Dodgers fans were instantly infatuated when Sands, called up from triple-A Albuquerque earlier than many expected because of the team's struggling offense, doubled in his first major league appearance Monday against the Atlanta Braves and then recorded his first run batted in with a sacrifice fly.

He's cooled off since then, and is two for 14 (.143).

But Manager Don Mattingly said he wasn't concerned.

"The reason that we were willing to go for this thing quickly was that we knew his mentality and the toughness of the kid, that he would not take that and drop his head and run.

"He's going to keep his head up, make adjustments and keep getting better," Mattingly said.

Mattingly didn't start Sands on Thursday, saying he "wanted to give Jerry a day to breathe more than anything else. He flew in, played, a lot of stuff's going on for him."

Sands entered the game as a pinch-hitter in the seventh inning and struck out. He stayed in the game, in left field, and struck out again in the ninth inning when Jamey Carroll, the potential tying run, was at second base.

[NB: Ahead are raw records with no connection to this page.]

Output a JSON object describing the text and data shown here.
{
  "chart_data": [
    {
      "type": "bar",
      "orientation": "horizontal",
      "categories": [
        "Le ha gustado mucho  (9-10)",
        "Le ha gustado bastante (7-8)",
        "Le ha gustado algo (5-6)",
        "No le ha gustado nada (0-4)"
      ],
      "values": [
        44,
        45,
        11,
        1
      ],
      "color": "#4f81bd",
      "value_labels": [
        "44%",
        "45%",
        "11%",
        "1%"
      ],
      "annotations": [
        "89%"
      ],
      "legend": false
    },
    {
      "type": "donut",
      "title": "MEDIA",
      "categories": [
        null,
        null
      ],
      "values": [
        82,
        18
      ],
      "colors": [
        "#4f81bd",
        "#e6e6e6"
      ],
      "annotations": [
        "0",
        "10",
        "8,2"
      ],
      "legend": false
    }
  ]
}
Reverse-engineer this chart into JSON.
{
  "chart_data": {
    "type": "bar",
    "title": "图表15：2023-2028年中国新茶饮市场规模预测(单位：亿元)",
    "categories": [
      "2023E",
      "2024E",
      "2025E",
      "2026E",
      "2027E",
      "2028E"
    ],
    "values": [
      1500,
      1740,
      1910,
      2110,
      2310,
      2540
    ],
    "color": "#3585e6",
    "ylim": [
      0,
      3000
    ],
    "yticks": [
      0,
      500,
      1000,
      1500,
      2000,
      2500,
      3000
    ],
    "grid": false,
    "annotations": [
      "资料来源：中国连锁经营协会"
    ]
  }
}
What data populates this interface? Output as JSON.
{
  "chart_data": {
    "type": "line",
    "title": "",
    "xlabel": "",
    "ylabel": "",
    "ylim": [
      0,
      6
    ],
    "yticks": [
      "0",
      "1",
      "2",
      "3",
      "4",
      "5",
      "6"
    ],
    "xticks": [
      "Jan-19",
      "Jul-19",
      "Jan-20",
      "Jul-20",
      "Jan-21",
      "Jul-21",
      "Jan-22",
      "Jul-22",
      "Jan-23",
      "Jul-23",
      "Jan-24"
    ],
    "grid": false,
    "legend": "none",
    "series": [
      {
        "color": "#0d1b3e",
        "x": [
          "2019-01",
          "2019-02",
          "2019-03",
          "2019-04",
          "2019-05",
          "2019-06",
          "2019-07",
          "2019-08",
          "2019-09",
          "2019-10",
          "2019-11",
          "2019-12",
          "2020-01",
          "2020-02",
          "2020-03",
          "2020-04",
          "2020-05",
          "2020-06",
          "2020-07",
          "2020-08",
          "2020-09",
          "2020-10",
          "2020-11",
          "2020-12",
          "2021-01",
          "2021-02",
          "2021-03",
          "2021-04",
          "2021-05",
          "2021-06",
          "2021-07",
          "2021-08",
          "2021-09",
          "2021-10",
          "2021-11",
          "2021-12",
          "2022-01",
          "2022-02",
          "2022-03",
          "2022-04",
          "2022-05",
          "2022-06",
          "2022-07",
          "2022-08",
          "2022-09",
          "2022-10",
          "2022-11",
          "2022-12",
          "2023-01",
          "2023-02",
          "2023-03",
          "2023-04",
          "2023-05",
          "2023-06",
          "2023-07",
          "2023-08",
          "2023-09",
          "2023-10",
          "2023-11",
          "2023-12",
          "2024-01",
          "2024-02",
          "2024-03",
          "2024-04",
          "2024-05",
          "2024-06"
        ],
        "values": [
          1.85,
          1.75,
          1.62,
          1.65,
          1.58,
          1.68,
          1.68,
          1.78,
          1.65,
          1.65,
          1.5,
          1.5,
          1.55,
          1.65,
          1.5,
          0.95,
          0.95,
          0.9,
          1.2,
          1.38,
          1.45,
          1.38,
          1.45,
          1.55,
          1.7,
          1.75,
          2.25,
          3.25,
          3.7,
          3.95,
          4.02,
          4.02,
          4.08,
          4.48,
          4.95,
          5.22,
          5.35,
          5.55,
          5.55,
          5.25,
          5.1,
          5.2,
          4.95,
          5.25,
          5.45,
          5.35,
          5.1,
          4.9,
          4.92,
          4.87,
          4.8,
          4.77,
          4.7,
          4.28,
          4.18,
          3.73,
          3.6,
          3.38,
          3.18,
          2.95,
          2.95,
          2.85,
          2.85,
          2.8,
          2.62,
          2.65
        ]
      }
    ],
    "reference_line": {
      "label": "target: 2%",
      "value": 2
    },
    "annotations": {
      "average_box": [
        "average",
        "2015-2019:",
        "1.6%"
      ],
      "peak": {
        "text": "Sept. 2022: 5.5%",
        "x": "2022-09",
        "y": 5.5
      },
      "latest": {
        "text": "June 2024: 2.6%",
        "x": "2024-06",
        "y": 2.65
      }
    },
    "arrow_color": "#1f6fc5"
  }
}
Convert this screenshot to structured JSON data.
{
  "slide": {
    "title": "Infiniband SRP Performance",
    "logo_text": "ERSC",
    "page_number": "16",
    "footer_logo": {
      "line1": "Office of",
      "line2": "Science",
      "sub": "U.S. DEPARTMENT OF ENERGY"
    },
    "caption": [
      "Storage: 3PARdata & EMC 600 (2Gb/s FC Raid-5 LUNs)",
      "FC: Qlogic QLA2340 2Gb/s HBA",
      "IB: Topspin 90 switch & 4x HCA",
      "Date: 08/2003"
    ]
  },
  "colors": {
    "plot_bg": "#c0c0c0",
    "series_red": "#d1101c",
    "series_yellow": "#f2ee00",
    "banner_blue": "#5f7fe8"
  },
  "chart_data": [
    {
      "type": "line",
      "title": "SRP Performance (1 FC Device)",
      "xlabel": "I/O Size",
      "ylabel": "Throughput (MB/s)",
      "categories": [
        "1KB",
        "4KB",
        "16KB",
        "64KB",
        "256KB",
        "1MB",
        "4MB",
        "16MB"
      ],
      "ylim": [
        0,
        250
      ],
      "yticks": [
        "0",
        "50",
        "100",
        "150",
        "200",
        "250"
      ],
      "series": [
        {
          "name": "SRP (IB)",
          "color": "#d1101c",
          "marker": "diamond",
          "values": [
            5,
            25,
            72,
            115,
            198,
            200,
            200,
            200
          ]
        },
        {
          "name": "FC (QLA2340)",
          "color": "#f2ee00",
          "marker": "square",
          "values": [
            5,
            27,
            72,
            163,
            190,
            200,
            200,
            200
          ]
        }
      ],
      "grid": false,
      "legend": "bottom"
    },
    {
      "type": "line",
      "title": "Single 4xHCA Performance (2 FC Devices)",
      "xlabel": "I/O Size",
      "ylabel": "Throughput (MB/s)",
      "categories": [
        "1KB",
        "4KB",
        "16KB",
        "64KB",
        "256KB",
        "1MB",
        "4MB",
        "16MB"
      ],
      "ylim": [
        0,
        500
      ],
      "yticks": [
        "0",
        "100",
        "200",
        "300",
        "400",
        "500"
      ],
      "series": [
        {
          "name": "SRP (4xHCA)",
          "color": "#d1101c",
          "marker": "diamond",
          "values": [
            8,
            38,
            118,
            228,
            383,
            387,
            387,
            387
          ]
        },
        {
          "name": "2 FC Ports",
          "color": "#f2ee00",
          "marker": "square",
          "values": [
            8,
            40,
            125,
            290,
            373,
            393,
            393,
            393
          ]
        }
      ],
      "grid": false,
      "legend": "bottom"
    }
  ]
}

And in the 11th inning, Sands grounded out when Ivan De Jesus Jr., the potential winning run, was at second base.

"This is my first time up here, obviously I expect to struggle a little bit," Sands said. "Pitchers adjust. It's the big leagues for a reason. You can't get down. You've got to take it in stride."

Offensive alert

Juan Uribe has started showing signs of life at the plate.

With his solo home run Thursday, the second baseman has hit safely in his last five games, batting eight for 19 over that span. That's lifted his overall average to .221.

"He's having some good swings," Mattingly said. "His timing looks good and he looks like he's getting comfortable."

Casey Blake, meanwhile, was three for six Thursday and the third baseman's home run in the seventh inning off reliever Scott Linebrink was Blake's first of the season.

No excuse

Mattingly reiterated that Commissioner Bud Selig's decision to take control of the Dodgers' operations should not affect his team's play.

"We just ask them not to make excuses in any situation," Mattingly said of his players. "We have the ball in our hands, we've got bats in our hands, we've got the gloves."

Short hops

The Dodgers sent reliever Ramon Troncoso to triple-A Albuquerque in anticipation of bringing right-handed pitcher Vicente Padilla off the disabled list Friday. … The team claimed a walk-up crowd of more than 4,000 for Thursday's game, which featured half-priced food and soft drinks, the largest walk-up figure for a midweek day game "in decades." . . . Thursday's game marked a club-record 900th consecutive game without a rainout at Dodger Stadium. The last washout at Chavez Ravine was April 17, 2000.